Mas é isso precisamente que a crise industrial nos cenariza, a eclosão desse processo de auto-politização interior. Alguns prontamente iriam recorrer à imagem do “espontaneísmo” para relativizar um processo que se dá sempre no interior da classe. A noção prontamente recuperada é a de que “a consciência vem de fora”, e só poderia vir do “partido”. Essa visão é totalmente equivocada quer como interpretação da máxima leniniana (parafraseada originalmente de Kautsky), quer como análise do processo concreto de emergência da consciência de classe. Seria necessário compreender o porque da exigência de que qualquer instância da AIT seria composta por no mínimo 2/3 de operários. Em suma, ser intelectual no seio do operariado revolucionário, que aliás também usa brilhantemente seu intelecto individual e coletivo, não é tarefa que se garanta por si só a partir do estudo teórico. Muitas e muitas taras se desenvolveram ao longo do Século XX a respeito da relação entra intelectuais e o partido, entre os intelectuais e a classe, entre os intelectuais e as massas, entre os intelectuais e a revolução. Mas é a reemergência política da classe, buscando em termos práticos sua consciência revolucionária para a luta, que colocará a “contribuição” dos intelectuais marxistas nos seus devidos lugares. Novamente, será o estudo intenso da práxis de Marx, Engels, Lênin, Rosa e Trotsky (esse último o de 1905 e o período revolucionário), que nos fornecerá elementos preciosos a respeito dessa reinserção do elemento teórico na práxis da classe, reinserção esta que será reivindicada pela própria classe em vias de auto-organização.
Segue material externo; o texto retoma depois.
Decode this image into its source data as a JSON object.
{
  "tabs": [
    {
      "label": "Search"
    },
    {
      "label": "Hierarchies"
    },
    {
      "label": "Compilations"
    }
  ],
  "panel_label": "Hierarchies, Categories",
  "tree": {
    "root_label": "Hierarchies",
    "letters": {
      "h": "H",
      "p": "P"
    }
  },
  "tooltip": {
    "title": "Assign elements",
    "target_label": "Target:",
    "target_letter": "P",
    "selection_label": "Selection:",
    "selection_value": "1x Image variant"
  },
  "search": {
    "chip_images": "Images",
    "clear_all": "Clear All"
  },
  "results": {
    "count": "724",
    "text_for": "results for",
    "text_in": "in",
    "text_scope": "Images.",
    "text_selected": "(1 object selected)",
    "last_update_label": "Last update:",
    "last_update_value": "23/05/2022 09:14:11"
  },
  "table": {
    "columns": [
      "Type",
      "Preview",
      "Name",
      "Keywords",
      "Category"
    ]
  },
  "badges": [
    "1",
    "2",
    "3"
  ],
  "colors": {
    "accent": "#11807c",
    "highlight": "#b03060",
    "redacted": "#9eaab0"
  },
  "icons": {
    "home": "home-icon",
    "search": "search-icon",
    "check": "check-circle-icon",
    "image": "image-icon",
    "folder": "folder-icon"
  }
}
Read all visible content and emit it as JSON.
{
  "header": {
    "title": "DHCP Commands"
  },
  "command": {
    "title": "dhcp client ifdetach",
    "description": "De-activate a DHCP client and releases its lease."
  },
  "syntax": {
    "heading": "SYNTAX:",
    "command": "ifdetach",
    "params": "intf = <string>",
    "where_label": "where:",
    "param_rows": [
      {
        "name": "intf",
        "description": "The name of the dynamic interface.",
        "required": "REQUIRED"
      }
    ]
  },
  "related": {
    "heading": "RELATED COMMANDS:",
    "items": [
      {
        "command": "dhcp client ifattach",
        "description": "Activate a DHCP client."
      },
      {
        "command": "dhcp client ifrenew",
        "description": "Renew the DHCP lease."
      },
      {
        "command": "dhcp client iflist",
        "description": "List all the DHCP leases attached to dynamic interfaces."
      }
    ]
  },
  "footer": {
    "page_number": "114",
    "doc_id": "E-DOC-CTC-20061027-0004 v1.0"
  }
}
Claro que essa cenarização toda vai contra as práticas de todas essas décadas dos movimentos sociais e políticos da extrema-esquerda. Na Argentina de 2001 o choque foi fulgurante e não será diferente no Brasil e no México. A classe operária é outra, a história é outra, toda essa novidade determinada pelos desenvolvimentos intensíssimos das forças produtivas que o continente sofreu nessas últimas décadas, desenvolvimento este que colocou na ordem do dia a primazia do capital industrial como esteio da reprodução material de todo o continente.
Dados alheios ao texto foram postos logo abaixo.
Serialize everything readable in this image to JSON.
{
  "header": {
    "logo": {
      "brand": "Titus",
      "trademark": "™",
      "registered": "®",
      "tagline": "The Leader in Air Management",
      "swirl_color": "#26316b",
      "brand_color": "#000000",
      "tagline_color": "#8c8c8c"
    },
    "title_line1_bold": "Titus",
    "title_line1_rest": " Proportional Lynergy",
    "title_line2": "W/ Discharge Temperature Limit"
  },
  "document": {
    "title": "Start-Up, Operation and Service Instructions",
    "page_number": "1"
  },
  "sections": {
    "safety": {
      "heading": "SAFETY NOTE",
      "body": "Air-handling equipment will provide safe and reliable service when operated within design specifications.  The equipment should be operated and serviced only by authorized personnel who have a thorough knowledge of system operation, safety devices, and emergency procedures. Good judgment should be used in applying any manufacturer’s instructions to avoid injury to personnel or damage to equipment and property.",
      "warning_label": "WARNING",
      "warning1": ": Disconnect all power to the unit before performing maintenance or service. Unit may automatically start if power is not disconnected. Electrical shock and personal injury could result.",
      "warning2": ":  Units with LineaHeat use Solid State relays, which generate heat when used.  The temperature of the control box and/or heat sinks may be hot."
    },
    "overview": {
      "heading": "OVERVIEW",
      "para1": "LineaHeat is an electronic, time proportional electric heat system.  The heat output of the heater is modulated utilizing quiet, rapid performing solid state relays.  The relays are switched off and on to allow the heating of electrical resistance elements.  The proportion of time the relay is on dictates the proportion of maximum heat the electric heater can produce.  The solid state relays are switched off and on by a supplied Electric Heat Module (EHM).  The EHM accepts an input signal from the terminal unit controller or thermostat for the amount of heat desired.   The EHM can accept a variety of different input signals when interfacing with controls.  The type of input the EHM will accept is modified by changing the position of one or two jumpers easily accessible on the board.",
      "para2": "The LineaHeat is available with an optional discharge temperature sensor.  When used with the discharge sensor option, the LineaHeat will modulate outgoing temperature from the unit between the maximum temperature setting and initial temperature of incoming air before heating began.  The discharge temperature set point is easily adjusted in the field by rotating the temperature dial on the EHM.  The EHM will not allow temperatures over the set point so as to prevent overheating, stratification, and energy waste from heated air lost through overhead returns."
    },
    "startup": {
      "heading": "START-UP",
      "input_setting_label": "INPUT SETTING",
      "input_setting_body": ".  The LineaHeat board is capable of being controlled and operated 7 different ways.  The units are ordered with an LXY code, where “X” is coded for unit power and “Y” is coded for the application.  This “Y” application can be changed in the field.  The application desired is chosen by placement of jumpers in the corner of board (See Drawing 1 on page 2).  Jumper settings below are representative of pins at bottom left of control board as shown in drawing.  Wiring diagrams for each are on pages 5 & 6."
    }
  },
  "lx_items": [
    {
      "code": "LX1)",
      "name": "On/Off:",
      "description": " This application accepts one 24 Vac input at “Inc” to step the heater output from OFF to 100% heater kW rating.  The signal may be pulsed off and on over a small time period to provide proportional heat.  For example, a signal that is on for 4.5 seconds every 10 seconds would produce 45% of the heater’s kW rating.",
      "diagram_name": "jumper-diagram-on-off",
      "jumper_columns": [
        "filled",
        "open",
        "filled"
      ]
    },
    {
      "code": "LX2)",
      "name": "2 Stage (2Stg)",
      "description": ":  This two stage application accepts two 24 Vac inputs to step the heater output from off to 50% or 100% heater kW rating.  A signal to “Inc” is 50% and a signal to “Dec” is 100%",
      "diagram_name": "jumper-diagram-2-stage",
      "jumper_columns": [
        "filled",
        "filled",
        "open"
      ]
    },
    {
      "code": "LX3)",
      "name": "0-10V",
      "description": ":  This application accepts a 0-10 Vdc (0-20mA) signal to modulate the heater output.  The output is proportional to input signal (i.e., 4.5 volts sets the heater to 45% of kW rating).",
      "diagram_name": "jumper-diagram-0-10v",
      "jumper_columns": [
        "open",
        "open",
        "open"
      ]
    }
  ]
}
Esta crise, portanto, é a crise que poderá colocar o movimento operário argentino, brasileiro e mexicano numa dialética especial, que marcará um elemento novo, poderíamos dizer um elemento “de fora”, de toda a lógica economicista e oportunista que pautou as alas dominantes do movimento operário organizado até agora, o peleguismo e o oportunismo propriamente ditos. Aliás, é assim que compreendo os primeiros movimentos da “consciência vindo de fora” da qual Lênin fala. Trata-se, claro, de uma outra lógica, totalmente diversa da lógica imperante, dominante, no economismo teórico e prático que impera na grandessíssima maioria do movimento sindical contemporâneo, e que é típico dos períodos de contra-revolução. Claro que tudo isso se dá num vazio da classe, no reino da classe em si. Na constituição da classe em classe para si é que essa lógica “estrangeira”, revolucionária, reemerge. Kautsky compreendia “a consciência vem de fora” como compreendem os intelectuais da classe média. Lênin compreendia “a consciência vem de fora” como compreende o próprio movimento operário, inclusos os indivíduos intelectuais que se afinizam com as formas de luta, organização e desígnios da centralidade da classe operária na revolução.

Trata-se, portanto, de uma descontinuidade quando vemos a classe e seu ser buscando recolocar-se como ser revolucionário. Essa descontinuidade subjetiva da classe, que de classe em si emerge como classe para si, não é compatível com uma “crise estrutural” que se instalou desde os anos 1970. Somente as crises cíclicas, ou seja, a crise industrial de Marx, é compatível com essa ruptura que a classe realiza dentro de si mesma, ruptura de lógicas e de práxis, em que ela desperta para sua missão histórica. Todo despertar tem fases, sabemos disso. Talvez essa crise cíclica seja suficientemente potente para começar a despertar a classe operária latino-americana, cujos principais braços são os operariados argentino, brasileiro e mexicano, a colocar-se num processo interior de re-descoberta e re-elaboração de sua própria imagem, de seu plano para a espécie.